The Mesa Community College planetarium workers discuss the secret gems of the planetarium that the MCC community can experience during the fall and spring semesters.
The MCC planetarium director and coordinator highlight how MCC has the only planetarium in the Maricopa County Community College District and how students not involved in astronomy can enjoy it.
The planetarium holds astronomy nights on the first Friday of every month during the fall and spring semesters.
Planetarium Coordinator James Enos said the planetarium is open during the months of September, October, November, and December before closing for winter break. The planetarium then opens back up again for the months of February, March, April, and May.
The planetarium has held one event so far this semester, and has three more planned. The planetarium will hold a “Secrets of the Sun” showcase and their annual “Tour the Universe with Pink Floyd” to name a couple.
“We have this Pink Floyd show that we do every single year, so twice a year. Since Pink Floyd and planetariums go together like peanut butter and jelly, I guess,” said planetarium coordinator James Enos.
Enos said they plan shows in advance and attempt to change the lineup to give guests a variety of shows to enjoy in the rotation.
The planetarium uses a service that does not need licenses to view short term rental shows, similar to Netflix. For short term shows, Enos can use the service and pick out a show without having to pay a big licensing fee.
“We have a broad range of shows from Ancient Egypt to weather and geology on Earth.
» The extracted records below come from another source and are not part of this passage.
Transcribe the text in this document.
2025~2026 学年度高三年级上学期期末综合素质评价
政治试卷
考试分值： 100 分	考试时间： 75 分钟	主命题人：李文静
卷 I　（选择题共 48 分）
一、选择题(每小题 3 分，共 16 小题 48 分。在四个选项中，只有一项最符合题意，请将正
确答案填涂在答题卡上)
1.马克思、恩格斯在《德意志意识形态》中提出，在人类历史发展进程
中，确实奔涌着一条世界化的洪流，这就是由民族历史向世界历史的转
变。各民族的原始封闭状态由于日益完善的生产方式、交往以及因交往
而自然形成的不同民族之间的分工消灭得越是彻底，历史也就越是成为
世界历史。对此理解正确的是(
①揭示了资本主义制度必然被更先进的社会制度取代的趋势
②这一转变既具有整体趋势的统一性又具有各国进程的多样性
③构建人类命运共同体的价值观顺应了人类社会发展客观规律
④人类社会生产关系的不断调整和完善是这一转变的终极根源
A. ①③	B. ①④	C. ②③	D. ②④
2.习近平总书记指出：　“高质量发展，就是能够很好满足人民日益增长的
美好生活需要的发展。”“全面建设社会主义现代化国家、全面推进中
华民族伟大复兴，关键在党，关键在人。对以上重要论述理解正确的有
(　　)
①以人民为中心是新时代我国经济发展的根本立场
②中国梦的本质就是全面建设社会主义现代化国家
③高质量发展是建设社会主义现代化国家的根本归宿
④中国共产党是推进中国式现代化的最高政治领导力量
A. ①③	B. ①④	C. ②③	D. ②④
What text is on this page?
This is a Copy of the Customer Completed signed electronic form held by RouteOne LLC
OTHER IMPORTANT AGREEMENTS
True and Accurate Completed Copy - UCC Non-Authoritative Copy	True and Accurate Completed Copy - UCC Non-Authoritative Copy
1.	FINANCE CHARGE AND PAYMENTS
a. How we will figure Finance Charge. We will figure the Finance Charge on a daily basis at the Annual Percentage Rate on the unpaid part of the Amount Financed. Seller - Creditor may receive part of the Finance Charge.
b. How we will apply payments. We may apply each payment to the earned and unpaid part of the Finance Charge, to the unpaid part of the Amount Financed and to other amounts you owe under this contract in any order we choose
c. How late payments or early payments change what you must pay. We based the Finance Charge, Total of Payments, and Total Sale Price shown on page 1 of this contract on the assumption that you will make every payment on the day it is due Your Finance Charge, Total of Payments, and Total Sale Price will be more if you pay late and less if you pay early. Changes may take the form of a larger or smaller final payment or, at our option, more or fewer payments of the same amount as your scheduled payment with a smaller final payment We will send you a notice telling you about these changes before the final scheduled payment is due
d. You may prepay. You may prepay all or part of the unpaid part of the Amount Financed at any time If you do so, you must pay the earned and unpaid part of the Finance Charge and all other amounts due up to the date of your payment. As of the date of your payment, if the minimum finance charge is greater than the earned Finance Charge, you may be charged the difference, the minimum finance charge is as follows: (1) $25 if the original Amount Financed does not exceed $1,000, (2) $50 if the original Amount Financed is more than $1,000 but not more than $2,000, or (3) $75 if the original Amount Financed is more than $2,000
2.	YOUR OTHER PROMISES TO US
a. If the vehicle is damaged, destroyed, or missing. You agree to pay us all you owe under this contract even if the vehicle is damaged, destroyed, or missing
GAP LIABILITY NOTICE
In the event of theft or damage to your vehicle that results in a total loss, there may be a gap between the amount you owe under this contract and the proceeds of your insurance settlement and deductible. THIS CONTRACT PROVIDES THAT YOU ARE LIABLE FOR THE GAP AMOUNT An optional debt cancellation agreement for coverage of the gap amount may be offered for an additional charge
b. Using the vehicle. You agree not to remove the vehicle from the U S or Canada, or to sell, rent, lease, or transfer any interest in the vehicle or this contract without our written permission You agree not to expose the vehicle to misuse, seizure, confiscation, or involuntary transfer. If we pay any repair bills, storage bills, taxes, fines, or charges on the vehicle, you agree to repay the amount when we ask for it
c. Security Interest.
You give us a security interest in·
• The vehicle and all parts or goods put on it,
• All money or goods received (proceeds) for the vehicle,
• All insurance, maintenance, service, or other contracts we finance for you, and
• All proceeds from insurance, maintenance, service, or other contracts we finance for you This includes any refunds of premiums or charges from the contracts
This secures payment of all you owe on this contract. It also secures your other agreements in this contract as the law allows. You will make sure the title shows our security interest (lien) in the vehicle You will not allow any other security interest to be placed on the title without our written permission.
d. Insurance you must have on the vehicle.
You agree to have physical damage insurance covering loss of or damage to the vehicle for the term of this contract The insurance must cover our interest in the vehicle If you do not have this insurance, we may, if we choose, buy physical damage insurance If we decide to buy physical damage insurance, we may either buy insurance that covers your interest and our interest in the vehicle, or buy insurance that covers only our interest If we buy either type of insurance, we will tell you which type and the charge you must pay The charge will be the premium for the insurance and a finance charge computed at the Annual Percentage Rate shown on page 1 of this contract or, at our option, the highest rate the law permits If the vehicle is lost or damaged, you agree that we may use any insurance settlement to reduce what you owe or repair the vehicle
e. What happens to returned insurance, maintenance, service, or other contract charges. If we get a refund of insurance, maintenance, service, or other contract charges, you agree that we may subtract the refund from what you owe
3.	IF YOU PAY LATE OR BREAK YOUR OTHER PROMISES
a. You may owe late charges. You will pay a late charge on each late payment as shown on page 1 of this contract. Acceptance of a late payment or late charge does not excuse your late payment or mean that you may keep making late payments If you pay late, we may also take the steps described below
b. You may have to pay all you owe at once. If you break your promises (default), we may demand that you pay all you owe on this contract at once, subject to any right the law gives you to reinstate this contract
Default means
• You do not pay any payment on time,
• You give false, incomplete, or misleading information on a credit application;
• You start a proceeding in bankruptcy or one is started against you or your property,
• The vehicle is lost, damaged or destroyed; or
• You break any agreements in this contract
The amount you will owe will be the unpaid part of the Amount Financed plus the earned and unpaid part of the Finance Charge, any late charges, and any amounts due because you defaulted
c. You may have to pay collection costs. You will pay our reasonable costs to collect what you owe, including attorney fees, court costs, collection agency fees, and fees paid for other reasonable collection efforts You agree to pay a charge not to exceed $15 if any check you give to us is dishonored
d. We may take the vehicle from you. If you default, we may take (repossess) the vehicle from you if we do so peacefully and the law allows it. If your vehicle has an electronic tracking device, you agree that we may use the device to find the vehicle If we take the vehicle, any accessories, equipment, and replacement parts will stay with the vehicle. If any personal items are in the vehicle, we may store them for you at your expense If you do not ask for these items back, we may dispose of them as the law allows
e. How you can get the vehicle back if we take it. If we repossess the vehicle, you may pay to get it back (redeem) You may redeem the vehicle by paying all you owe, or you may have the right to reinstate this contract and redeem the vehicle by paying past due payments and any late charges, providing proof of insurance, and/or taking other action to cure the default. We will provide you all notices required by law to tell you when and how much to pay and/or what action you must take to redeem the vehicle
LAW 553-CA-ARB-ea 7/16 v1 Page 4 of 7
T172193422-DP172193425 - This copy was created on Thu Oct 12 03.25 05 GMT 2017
It’s a spacey facility so we have shows about the universe and planets orbiting other stars,” said planetarium director at MCC Kevin Healy.
Another practice the planetarium wants to put back into effect is the honor students at MCC picking what show that they want to see at the planetarium exclusively for them.
Before COVID-19, this practice would occur every semester.
It has been put on pause, but the planetarium wants to get that back into rotation, according to Healy.
Healy and Enos both urge students, community members, or anyone who enjoys astronomy to attend a show as the MCC planetarium is only on of a few in the state of Arizona.
“I think that astronomy in particular has a way of putting things into perspective. At least for me it reminds me that the world is much bigger than some of the problems that we may be dealing with on a daily basis,” said Enos.
Visitors that come to the planetarium can see images put into a different perspective at the full dome shows. According to Healy, the planetarium acts as a canvas across the entire dome instead of just in front of you, such as you would experience at a traditional movie theater.
“We have this sky overhead every single day and not a lot of people know what we are looking at up there. It’s a part of our culture because every constellation has a story,” said Enos.
Enos credited the planetarium with getting people to stay connected with history that would keep them better educated and well rounded because they went out of the scope of their everyday practices.
The planetarium was constructed in 2008, and underwent renovations in 2018.
At the planetarium, visitors can experience digital models of the earth and see places such as the Grand Canyon, South Mountains, or the Himalayas, according to Healy.
Since the planetarium was remodeled in 2018, it has a full digital model of the earth. Faculty can teach a class and show any part of the earth in high resolution and 3D.
The planetarium can seat 52 people at a time, and the astronomy events they hold are well attended, according to Healy.
Healy works to connect instructors to the planetarium if they want a lesson to be shown. He previously worked as the planetarium coordinator before James Enos.
Enos was one of the first students to use the planetarium as a former student of MCC, and graduated when the planetarium was built in 2008.
Monthly events for the planetarium start at 6 p.m. and end at 10 p.m., and a new show would start every hour. Tickets can be purchased through MCC’s website and parking is free.